His impulse really had failed him. It had been to tell Miss Macroyd about his adventure and frankly trust her with it. He had liked her at several former meetings rather increasingly, because she had seemed open and honest beyond the most of women, but her piggish behavior at the station had been rather too open and honest, and the sense of this now opportunely intervened between him and the folly he was about to commit.
Besides, he had no right to give Miss Shirley's part in his adventure away, and, since the affair was more vitally hers than his, to take it at all out of her hands. The early-falling dusk had favored an unnoticed advent for them, and there were other chances that had helped keep unknown their arrival together at Mrs. Westangle's in that squalid carryall, such as Miss Shirley's having managed instantly to slip indoors before the man came out for Verrian's suit-case, and of her having got to her own appointed place long before there was any descent of the company to the afternoon tea.
It was not for him now to undo all that and begin the laughing at the affair, which she had pathetically intimated that she would rather some one else should begin. He recoiled from his imprudence with a shock, but he had the pleasure of having mystified Miss Macroyd. He felt dismissal in the roving eye which she cast from him round the room, and he willingly let another young man replace him at her side.

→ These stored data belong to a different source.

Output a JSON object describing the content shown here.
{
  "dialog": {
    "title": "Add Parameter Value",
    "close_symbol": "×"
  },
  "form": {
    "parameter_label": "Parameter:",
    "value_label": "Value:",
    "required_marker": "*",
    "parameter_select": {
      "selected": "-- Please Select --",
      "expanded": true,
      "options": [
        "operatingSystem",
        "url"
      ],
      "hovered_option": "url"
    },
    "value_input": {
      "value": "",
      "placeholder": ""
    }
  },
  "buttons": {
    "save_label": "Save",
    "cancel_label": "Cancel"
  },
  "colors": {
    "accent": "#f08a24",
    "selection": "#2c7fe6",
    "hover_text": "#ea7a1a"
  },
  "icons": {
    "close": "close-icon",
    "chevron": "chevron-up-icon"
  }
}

Yet he was not altogether satisfied. A certain meaner self that there was in him was not pleased with his relegation even merely in his own consciousness to the championship of a girl who was going to make her living in a sort of menial way. It had better be owned for him that, in his visions of literary glory, he had figured in social triumphs which, though vague, were resplendent with the glitter of smart circles. He had been so ignorant of such circles as to suppose they would have some use for him as a brilliant young author; and though he was outwearing this illusion, he still would not have liked a girl like Julia Macroyd, whose family, if not smart, was at least chic, to know that he had come to the house with a professional mistress of the revels, until Miss Shirley should have approved herself chic, too. The notion of such an employment as hers was in itself chic, but the girl was merely a paid part of the entertainment, as yet, and had not risen above the hireling status. If she had sunk to that level from a higher rank it would be all right, but there was no evidence that she had ever been smart. Verrian would, therefore, rather not be mixed up with her--at any rate, in the imagination of a girl like Julia Macroyd; and as he left her side he drew a long breath of relief and went and put down his teacup where he had got it.